I seem to see the same movie playing over and over again in our political races….do we expect a different ending?
As a Republican voter in Wisconsin, I am once again frustrated by the party primary. This time, I see it happening in the 8th State Senate District Special Election. I know we can do better. Party primaries are typically low-turnout contests.
Overall turnout typically hovers between 20-25%, so maybe 10-15% in the Republican primary- which is not representative of the broader general election voters. Given the recent challenges in the primaries, the process has devolved into a knock-down, drag-out fight amongst the GOP candidates, draining resources of the candidates, and more importantly, the party as a whole.
This primary process results in forwarding a party candidate, who many times had maybe only 30% of that small 10-15% Republican primary vote, to the general election. Recently, this has resulted in candidates who are unable to bring the party together or garner enough independent votes necessary to win the general election.
In 2018, after longtime State Senator Sheila Harsdorf (R-River Falls) resigned, a special election led to Democrat Patty Schachtner winning that traditionally Republican seat. While there were many factors, including an influx of national money and a third-party spoiler candidate in the general election, a huge contributor to this loss was the divisive Republican Primary.
Next, there was a bruising Republican primary between Leah Vukmir and Kevin Nicholson that split the party and resulted in Senator Baldwin’s reelection. Finally, this exact same story played out in last year’s contest for governor which resulted in a missed Republican opportunity and the reelection of Governor Evers. Deja Vu.
After State Senator Alberta Darling’s (R-River Hills) retirement in December, a spring special election in the 8th State Senate District will determine her replacement. The primary has three Republican candidates competing for resources and competing against each other in what will likely be a very low-turnout primary election. Democrats have aligned behind one candidate, who can focus on the general election and does not need to spend any money in a primary. And, who also currently leads in fundraising.
I am very much in favor of having choices. I support a process that allows people to raise their hand and compete in elections to be a party candidate. But, we need to consider some changes to the overall process so that the end result of these contests is not destructive to the party and to the overall voter choice in the general election. If all these Republican candidates in the 8th State Senate District could put more focus on winning the general election, without having to deplete their resources in the primary against each other, it would allow those resources to be used primarily against the Democrat challenger and for promoting the Republican ideas. I also believe that it would be less likely to result in a Democrat winning this traditionally Republican seat. This process change is an idea that is possible with Final Five Voting.

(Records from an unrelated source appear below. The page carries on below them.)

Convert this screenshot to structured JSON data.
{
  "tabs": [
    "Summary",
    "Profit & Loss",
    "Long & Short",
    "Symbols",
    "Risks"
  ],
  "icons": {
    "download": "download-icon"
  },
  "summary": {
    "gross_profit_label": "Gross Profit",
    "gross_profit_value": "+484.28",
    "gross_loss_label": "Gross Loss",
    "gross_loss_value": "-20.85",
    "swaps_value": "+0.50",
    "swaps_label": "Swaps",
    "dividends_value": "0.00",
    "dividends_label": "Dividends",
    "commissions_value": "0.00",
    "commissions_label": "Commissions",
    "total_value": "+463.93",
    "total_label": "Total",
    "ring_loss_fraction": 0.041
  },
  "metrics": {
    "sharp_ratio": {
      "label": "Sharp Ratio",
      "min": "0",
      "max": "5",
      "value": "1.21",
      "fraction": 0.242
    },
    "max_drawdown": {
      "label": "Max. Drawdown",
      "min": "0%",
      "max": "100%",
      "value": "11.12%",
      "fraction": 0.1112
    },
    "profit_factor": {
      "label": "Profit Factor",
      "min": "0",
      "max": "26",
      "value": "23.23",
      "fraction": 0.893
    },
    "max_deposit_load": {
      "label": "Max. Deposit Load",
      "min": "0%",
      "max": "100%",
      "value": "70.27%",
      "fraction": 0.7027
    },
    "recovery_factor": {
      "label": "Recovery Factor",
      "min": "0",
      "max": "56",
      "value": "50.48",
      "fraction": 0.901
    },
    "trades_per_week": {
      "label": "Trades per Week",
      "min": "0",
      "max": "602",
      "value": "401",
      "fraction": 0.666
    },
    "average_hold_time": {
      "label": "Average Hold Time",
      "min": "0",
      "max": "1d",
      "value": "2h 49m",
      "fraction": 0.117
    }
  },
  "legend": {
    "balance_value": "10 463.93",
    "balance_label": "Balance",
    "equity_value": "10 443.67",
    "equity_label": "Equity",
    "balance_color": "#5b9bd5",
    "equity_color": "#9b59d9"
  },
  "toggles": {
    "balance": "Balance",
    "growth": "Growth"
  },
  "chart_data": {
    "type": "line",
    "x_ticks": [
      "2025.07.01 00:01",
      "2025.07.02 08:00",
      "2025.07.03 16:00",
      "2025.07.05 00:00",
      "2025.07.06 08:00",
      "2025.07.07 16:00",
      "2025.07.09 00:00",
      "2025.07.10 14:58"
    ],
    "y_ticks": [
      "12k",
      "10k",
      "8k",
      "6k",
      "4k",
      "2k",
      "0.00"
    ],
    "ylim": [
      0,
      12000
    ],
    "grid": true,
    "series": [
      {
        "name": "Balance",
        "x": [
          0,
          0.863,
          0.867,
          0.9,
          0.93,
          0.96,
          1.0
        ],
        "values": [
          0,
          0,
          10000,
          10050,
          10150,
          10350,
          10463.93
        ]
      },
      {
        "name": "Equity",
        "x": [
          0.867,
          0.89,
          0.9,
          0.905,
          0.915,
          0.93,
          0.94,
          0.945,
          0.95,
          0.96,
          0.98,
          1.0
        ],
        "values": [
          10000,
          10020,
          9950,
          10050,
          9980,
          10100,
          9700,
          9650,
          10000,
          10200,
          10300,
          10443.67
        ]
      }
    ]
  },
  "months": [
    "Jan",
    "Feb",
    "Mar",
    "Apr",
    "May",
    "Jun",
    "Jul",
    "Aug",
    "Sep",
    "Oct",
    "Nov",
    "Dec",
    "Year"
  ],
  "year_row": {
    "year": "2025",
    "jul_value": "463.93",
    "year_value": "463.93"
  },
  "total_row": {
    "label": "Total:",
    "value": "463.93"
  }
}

8th SD Final Five Voting is the umbrella term for the combination of two changes to our election process. First, an open preliminary round of voting where the top five finishers, regardless of party, advance to the general election. Second, in the general election, there are a series of instant runoffs to narrow the five candidates to just two, ensuring the winner has the broadest support from a majority of voters.
This process is exactly like traditional runoffs except that instead of having separate runoff elections where you do not get the same voters, the voters cast all their votes at once by indicating their preferences with a ranked ballot. To be clear, this is NOT ranked choice voting as implemented in California or New York City or Maine. Final Five Voting requires the combination of both changes, the preliminary round and the instant runoff general election, so there are never more than 5 candidates on the final ballot. This is significantly different from standard ranked choice voting.
Using the 8th Senate District as an example, Final Five Voting would allow for three Republicans and one Democrat in the general election. Under the current system, we will have just one Republican primary winner and one Democrat. Having all three Republicans in the general election under Final Five lessens the chance of inadvertently electing a Democrat in what has traditionally been a safe red seat. With Final Five Voting, Republicans can vote for their favorite candidate, but then ‘rank the red’ by selecting the other Republicans as their backup choices. It is a process that allows for electing a representative with broad support in the district.
To be clear, Final Five Voting does not advantage Republicans more than Democrats, nor does it advantage Democrats over Republicans. Rather, it helps to provide for the freedom of debate over ideas and solutions that we want to be able to have in each party, without being unfairly penalized in November. It solves for spoiler candidates tipping races by capturing only a few percent of the vote. It ensures we aren’t letting low-turnout primaries pick our candidates, potentially resulting in candidate quality issues that can lead to our least desired outcome at the end of the general election.
It is not a perfect system. No system is. But, I believe that it is a better system. It allows the general voters to better choose their candidate—not be at the mercy of the choice of the primary voters. One could argue that any party can suffer the impact of divided primary fields. But today, in Wisconsin, it is Republicans that are losing significant races because of our current system. I want the Republican party and our system to be open to new ideas that restore healthy competition in our elections. I believe that Final Five Voting can be a big part of the solution.